How to sort with Elasticsearch while maintaining search relevance?

Asked

Viewed 63 times

1

I’m trying to search for a word in Lasticsearch with python and sort by one of the columns, but this is changing the result the way I really wanted it.

For Ex: When I search without order it returns the most relevant search result.

TermoBusca:  Cartucho toner p/Samsung preto MLT-D205E Samsung CX 1 UN             === CurvaABC:  0.0
TermoBusca:  Cartucho toner p/Samsung ciano CLT-C404S Samsung CX 1 UN             === CurvaABC:  519.8
TermoBusca:  Cartucho toner p/Samsung amarelo CLT-Y406S 4HZ00A Samsung CX 1 UN    === CurvaABC:  1379.4
TermoBusca:  Cartucho toner p/Samsung preto CLT-K406S 4HY99A Samsung CX 1 UN      === CurvaABC:  2396.9
TermoBusca:  Cartucho toner p/Samsung preto MLT-D103L SU722A Samsung CX 1 UN      === CurvaABC:  0.0
TermoBusca:  Cartucho toner p/Samsung preto MLT-D116S-SIU 4HY95A Samsung CX 1 UN  === CurvaABC:  793.6
TermoBusca:  Cartucho toner p/Samsung preto MLT-D101S-SI 4HY94A Samsung CX 1 UN   === CurvaABC:  3112.0
TermoBusca:  Cartucho toner p/Samsung preto MLT-D104S-SI 4HY98A Samsung CX 1 UN   === CurvaABC:  2206.2
TermoBusca:  Cartucho toner p/HP preto 508X CF360XC HP CX 1 UN                    === CurvaABC:  0.0
TermoBusca:  Cartucho toner p/HP ciano 508X CF361XC HP CX 1 UN                    === CurvaABC:  0.0

Already when I sort by my field it returns the list in the order of the field ordering.

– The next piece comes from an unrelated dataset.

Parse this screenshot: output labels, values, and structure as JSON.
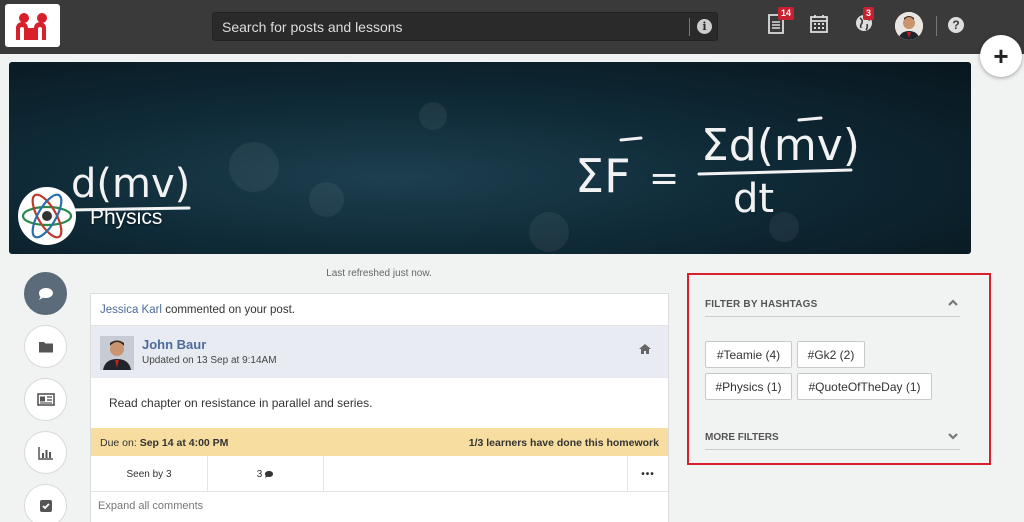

TermoBusca:  Cartucho HP 662XL preto Original (CZ105AB) Para HP DeskJet 2516, 3516, 3546, 2546, 1516, 4646, 2646                                  === CurvaABC:  1450084.17
TermoBusca:  Cartucho HP 662 preto Original (CZ103AB) Para HP DeskJet 2516, 3516, 3546, 2546, 1516, 4646, 2646                                    === CurvaABC:  1024852.22
TermoBusca:  Cartucho HP 662 Colorido Original (CZ104AB) Para HP DeskJet 2516, 3516, 3546, 2546, 1516, 4646, 2646                                 === CurvaABC:  692714.72
TermoBusca:  Notebook NP550XCJ-KT1BR, Processador Core i3 (10ª geração) de 2.1ghz, 4gb de Memória, 1tb de Armazenamento, Tela de 15,6" - Samsung  === CurvaABC:  422120.67
TermoBusca:  Cartucho HP 662XL Colorido Original (CZ106AB) Para HP DeskJet 2516, 3516, 3546, 2546, 1516, 4646, 2646                               === CurvaABC:  373512.98
TermoBusca:  Cartucho HP 954XL Preto Original (L0S71AB) Para HP Deskjet 7720, 7740, 8210, 8710, 8720                                              === CurvaABC:  208120.37
TermoBusca:  Cartucho HP 670XL preto Original (CZ117AB) Para HP Deskjet 4615, 4625,  5525                                                         === CurvaABC:  161593.02
TermoBusca:  Cartucho HP 901 Preto Original (CC653AB) Para HP Officejet J4660, J4524, J4624, 4500                                                 === CurvaABC:  159048.76
TermoBusca:  Cartucho HP 60B preto everyday 4,5ml CC636WB HP CX 1 UN                                                                              === CurvaABC:  128542.25
TermoBusca:  Notebook NP550XCJ-KO1BR, Processador Dual Core de 1.9ghz, 4gb de Memória, 500gb de Armazenamento, Tela de 15,6" - Samsung            === CurvaABC:  121756.93

What I’m wanting is for it to be returned by relevance and then by field order as follows.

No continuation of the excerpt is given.